THE FUTURE OF ASIA AND THE PACIFIC, by Geoffrey Hawthorn. London: Phoenix, 1998, 57 pp., 2 British pounds.

This little volume is one of a series of 24 short books whose authors attempt to forecast the future across a range of social, economic and political subject areas.

The social sciences are generally ill-equipped for making predictions because people are complex beings whose individual and collective behavior is influenced by any number of natural and cultural factors. Making predictions about such a vast area as Asia and the Pacific is a tall order. But the author knows this and judiciously avoids projections about the continent as a whole.

In fact, most of his text concerns the past, a much safer territory than the vagaries of the future. And much of what he says about the region's rise this century puts the changing relations between East Asia and the West into perspective. However, he does offer some opinions about how things will develop over the next several decades.
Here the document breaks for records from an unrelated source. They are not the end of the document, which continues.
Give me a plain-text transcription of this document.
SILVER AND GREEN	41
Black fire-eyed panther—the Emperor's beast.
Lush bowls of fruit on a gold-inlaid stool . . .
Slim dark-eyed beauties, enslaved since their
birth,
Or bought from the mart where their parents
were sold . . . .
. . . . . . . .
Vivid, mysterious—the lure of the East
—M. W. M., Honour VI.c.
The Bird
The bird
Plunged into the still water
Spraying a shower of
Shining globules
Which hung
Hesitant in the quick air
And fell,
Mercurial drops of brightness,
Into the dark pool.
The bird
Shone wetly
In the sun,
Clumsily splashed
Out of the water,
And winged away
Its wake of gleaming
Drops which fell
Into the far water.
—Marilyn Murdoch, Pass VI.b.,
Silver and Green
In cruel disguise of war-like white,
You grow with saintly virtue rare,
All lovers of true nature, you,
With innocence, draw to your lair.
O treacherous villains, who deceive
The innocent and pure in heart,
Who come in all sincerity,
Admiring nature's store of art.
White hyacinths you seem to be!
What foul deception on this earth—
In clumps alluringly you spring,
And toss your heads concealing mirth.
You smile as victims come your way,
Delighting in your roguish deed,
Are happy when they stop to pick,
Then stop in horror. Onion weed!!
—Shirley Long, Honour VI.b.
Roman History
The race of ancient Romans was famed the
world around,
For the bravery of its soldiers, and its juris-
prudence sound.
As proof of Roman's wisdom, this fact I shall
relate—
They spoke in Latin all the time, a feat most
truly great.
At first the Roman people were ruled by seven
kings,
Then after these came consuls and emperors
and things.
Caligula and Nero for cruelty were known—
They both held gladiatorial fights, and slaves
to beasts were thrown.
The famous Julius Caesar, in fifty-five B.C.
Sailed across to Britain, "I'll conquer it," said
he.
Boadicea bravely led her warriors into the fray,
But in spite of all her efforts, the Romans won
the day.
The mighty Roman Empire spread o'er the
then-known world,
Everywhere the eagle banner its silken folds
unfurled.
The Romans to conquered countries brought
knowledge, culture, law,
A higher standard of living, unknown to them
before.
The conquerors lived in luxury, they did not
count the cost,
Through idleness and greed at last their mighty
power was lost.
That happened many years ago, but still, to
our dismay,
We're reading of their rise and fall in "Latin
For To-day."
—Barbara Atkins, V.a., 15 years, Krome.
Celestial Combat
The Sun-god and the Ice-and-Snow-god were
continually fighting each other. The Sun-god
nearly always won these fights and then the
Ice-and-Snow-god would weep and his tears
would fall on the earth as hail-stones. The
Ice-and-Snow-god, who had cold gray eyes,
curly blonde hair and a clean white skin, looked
Japan, he is convinced, will continue to dominate the region economically into the first quarter of the next century. China's economic ascent will turn into a serious threat to Southeast Asia's economies. Indonesia, because of grave policy mistakes under Suharto, will take longer to recover economically than any of its neighbors. On the political front, Hawthorn is guardedly optimistic that democracy will continue to progress, although China's transition to a market economy demonstrates that "relatively illiberal politics is perfectly compatible with a liberalizing economy."

Hawthorn's pronouncements are not very controversial, but by attempting to see Asia's future role he sheds some light on the present.